There was always so much of it. There was always too much of it. I could never use it all in one Ash Wednesday service for 50-odd people. So I just kept it in a little Tupperware in the sacristy. Every year, I’d add a little more to my little pot of “extra” ash. I would chide myself each time. It was so stupid. Why would I keep extra ash just lying around all these years? Useless. Unblessed. Just sitting there. Dead.
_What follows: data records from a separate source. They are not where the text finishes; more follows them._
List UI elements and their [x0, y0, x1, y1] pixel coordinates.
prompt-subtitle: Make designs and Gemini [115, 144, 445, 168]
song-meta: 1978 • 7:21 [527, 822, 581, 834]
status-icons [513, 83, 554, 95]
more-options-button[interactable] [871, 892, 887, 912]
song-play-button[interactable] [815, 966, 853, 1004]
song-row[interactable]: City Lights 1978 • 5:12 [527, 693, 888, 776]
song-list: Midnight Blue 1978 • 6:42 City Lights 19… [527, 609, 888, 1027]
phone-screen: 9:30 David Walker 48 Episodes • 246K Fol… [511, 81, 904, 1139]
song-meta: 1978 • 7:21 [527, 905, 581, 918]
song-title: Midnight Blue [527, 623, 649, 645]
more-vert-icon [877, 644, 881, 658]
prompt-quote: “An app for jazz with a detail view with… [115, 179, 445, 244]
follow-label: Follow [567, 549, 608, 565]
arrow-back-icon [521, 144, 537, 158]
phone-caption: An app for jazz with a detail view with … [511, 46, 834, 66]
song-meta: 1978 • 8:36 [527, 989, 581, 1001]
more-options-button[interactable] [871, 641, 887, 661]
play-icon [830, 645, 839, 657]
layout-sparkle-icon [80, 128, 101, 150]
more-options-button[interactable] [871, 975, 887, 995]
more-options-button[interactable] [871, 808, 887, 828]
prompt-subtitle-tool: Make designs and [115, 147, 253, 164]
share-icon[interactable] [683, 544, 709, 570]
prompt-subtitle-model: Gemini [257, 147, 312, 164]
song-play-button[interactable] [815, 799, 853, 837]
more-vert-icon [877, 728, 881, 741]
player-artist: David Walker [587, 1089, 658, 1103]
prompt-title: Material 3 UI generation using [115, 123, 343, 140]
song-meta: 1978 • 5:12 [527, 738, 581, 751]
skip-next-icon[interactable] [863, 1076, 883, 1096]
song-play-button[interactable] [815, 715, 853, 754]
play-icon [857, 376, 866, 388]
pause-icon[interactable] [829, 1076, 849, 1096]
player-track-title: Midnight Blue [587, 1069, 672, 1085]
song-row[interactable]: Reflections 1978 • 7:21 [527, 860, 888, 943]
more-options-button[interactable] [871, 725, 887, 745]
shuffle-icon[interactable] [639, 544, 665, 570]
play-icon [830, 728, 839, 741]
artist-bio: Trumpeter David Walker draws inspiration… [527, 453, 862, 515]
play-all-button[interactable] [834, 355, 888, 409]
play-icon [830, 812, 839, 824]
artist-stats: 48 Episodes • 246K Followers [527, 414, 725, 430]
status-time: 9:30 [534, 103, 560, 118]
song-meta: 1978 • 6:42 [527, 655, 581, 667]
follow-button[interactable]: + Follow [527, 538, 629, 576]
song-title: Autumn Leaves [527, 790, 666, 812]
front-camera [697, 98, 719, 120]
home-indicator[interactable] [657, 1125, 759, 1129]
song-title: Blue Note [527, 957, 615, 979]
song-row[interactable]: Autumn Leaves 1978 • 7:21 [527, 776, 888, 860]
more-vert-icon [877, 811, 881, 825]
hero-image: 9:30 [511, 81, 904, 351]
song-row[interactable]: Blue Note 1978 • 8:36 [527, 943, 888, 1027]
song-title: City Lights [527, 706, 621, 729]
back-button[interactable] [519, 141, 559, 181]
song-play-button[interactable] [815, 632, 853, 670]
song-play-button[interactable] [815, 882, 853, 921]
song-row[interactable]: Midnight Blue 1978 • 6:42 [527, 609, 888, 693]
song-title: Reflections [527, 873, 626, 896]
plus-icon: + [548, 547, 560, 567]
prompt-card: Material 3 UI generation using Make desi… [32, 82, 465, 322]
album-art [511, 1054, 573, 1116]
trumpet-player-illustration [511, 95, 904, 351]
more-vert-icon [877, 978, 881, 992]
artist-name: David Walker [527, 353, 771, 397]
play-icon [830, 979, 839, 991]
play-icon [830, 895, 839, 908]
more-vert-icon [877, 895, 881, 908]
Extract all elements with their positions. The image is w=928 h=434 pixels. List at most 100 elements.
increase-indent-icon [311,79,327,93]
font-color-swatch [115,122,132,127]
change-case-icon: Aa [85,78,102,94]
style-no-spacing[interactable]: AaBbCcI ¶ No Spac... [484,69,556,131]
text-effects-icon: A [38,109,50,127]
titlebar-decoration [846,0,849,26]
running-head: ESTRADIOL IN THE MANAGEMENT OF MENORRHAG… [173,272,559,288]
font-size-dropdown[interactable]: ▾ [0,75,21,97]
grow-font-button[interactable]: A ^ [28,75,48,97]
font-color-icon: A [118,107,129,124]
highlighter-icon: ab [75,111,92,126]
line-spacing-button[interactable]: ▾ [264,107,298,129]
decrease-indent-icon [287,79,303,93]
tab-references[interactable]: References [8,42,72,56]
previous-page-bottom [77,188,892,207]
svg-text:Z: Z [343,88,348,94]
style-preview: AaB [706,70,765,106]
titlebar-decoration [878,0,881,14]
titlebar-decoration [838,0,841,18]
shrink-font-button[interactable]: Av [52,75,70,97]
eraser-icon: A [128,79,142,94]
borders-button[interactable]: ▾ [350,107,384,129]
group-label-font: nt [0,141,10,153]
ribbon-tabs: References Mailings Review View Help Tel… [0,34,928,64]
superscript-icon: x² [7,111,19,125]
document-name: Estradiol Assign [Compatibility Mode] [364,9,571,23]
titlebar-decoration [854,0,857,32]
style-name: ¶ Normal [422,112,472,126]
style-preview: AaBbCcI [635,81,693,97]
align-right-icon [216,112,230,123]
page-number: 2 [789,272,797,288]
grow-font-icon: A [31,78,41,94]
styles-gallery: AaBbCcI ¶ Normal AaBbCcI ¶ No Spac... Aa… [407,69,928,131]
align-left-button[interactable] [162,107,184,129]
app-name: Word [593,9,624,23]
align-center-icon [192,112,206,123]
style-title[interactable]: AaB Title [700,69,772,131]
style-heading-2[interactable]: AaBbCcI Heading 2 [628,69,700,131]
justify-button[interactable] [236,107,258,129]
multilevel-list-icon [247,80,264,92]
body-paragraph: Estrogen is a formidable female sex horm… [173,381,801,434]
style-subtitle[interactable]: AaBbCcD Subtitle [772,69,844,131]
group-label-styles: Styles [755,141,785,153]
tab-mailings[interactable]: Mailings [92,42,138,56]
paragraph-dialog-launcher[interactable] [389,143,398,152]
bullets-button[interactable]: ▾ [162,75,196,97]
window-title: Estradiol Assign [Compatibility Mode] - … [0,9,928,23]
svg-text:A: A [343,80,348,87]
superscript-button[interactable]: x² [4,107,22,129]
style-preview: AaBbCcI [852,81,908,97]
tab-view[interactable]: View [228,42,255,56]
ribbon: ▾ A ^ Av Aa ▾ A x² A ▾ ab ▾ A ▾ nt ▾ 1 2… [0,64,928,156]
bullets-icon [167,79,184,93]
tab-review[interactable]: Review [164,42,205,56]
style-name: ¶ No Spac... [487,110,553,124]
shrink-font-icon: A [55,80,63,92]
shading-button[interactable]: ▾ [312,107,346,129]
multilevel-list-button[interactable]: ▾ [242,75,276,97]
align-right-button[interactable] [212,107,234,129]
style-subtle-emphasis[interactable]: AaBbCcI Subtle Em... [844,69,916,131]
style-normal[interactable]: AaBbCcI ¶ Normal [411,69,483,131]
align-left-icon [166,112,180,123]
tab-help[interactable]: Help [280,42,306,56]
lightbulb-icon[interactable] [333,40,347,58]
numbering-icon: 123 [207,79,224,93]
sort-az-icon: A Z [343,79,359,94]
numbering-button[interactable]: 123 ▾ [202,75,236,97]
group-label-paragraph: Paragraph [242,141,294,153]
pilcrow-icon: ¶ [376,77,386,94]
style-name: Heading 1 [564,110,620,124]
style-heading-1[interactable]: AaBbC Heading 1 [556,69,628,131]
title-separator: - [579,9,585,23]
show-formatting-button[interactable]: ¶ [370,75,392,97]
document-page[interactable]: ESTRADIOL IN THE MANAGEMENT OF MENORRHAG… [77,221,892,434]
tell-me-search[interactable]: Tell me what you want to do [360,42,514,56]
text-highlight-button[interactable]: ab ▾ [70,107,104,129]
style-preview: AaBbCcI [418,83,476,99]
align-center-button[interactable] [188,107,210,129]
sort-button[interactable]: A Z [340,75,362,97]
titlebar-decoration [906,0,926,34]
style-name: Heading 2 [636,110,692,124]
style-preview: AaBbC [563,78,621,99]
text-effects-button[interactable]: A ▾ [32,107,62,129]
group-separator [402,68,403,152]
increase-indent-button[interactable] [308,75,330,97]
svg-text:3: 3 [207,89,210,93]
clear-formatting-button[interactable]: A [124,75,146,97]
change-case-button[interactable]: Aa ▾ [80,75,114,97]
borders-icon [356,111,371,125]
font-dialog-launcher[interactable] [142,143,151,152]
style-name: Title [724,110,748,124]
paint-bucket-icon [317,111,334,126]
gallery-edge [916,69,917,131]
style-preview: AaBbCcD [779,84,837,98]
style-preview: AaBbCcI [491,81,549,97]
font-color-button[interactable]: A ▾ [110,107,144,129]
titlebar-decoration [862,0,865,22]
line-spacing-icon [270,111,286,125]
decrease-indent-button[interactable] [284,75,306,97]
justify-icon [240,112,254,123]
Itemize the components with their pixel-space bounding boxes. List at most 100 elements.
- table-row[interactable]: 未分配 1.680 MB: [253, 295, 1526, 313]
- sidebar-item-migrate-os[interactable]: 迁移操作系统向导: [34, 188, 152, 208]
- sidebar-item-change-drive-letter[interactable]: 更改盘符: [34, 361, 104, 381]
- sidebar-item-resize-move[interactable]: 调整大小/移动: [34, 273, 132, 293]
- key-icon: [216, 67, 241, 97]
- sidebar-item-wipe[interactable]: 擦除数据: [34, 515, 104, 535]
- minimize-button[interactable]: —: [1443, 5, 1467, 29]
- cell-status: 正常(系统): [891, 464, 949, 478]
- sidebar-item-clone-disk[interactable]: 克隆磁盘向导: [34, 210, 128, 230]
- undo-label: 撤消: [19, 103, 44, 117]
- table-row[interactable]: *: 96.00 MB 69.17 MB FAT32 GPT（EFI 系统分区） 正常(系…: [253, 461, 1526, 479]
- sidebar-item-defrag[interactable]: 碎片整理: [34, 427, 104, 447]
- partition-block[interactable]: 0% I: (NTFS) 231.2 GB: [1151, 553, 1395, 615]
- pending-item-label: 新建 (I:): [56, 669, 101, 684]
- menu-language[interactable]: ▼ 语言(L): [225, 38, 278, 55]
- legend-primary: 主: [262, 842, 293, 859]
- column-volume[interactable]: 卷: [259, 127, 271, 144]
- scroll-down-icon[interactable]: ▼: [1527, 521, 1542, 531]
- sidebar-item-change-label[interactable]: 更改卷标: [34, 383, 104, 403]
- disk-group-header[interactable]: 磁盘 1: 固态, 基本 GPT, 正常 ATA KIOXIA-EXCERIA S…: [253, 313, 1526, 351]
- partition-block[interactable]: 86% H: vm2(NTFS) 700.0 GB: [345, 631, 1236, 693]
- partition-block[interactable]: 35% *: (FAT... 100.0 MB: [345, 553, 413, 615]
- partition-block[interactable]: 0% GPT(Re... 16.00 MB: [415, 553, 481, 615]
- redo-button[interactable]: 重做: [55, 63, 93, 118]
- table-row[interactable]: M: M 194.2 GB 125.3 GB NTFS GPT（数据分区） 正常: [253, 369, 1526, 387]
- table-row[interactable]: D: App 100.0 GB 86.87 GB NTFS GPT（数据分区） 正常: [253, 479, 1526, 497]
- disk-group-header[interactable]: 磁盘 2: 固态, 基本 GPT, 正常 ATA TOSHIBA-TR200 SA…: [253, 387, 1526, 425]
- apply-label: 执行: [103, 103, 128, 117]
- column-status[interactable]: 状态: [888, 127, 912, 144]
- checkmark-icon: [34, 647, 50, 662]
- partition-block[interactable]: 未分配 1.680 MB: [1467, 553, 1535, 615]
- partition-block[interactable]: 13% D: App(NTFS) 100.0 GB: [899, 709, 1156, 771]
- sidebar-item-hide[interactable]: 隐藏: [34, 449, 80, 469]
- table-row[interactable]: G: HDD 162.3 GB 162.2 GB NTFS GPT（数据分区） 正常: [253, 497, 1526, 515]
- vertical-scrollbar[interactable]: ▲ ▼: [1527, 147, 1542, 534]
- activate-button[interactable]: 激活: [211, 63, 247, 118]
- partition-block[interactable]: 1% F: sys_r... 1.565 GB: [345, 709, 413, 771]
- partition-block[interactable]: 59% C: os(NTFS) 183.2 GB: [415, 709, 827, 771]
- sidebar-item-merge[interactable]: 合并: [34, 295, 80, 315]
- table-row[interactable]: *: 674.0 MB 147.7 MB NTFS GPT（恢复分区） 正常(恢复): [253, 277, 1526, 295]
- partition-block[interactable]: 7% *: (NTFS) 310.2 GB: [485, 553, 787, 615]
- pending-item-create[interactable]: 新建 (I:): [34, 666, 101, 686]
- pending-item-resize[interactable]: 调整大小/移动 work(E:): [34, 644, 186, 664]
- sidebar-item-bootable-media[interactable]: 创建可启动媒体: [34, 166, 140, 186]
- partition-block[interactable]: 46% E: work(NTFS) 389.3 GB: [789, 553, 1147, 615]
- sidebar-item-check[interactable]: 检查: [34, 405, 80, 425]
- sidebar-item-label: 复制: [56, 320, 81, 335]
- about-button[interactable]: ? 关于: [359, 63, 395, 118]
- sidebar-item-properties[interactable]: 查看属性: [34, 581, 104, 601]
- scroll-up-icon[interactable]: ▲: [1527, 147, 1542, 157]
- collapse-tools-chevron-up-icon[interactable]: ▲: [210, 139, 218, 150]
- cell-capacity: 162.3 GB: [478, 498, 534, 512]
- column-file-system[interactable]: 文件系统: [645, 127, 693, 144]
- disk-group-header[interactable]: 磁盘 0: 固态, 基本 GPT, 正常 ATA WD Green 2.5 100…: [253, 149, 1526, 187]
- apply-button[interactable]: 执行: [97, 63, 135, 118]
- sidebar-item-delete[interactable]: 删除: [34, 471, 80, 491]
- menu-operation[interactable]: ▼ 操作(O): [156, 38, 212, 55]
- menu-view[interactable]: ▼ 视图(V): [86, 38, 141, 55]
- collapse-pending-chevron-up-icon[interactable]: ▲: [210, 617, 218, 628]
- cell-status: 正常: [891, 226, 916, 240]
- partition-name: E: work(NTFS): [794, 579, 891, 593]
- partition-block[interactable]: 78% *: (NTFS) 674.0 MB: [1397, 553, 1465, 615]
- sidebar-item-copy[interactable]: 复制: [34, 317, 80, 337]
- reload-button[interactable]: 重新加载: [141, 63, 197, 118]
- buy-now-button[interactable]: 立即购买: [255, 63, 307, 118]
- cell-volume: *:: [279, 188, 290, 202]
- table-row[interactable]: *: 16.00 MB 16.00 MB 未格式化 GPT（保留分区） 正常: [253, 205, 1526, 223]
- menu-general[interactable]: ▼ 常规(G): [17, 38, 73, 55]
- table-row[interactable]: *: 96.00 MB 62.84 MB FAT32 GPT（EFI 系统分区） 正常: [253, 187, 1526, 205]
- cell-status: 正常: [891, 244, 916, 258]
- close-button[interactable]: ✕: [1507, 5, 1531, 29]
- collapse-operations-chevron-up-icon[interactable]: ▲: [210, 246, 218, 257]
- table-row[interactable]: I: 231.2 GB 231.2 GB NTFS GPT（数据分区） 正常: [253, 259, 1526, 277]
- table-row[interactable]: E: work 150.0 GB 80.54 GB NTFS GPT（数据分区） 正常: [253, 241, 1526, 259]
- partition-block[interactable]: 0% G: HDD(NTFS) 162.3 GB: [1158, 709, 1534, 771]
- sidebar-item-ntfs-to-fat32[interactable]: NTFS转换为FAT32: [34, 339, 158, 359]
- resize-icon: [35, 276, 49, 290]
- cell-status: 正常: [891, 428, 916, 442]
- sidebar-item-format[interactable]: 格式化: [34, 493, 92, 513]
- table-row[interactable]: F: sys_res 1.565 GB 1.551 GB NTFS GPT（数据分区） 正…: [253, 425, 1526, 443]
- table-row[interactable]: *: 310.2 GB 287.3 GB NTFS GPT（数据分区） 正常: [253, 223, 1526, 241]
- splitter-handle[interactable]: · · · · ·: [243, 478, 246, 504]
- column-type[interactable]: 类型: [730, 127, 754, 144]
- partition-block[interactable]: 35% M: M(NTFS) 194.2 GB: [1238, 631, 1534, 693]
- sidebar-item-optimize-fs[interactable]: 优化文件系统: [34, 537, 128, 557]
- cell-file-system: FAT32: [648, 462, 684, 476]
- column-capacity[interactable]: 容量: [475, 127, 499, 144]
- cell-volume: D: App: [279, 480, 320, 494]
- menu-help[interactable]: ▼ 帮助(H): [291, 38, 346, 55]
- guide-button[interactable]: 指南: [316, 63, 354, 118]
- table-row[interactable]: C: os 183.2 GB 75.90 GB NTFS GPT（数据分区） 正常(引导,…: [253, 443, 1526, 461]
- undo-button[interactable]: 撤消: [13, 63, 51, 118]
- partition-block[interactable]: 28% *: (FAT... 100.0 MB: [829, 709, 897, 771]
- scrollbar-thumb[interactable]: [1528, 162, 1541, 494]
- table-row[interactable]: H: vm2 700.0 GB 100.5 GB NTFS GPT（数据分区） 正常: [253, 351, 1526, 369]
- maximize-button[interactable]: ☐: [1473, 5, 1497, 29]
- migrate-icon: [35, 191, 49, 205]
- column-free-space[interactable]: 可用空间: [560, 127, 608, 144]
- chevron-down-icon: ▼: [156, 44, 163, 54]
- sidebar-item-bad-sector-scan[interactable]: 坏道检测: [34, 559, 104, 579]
As dead as Roy is now, may he rest in peace. I should just bury them in the ground in the garden along with other deceased beloved ones: Harry Coleman or Roger Prior or my own father-in-law.
And then, in the last days of January 2021, ten months into a raging global pandemic, when no one really needs a reminder of our own mortality, do we?, I looked through the glass of Eric’s container and thought, there’s not going to be enough ash.
So I got up, walked through the garden, unlocked the church and entered the musty sacristy. I opened the cabinet and peered in. There it was. The top shelf. The white circular Tupperware with a blue lid and a little bit of masking tape on top marked “ashes.” It’s not in my handwriting; I think it must be Roy’s.
I peeled back the lid and saw them: an abundance of ashes. A belated blessing. One last posthumous gift of Roy’s faithfulness.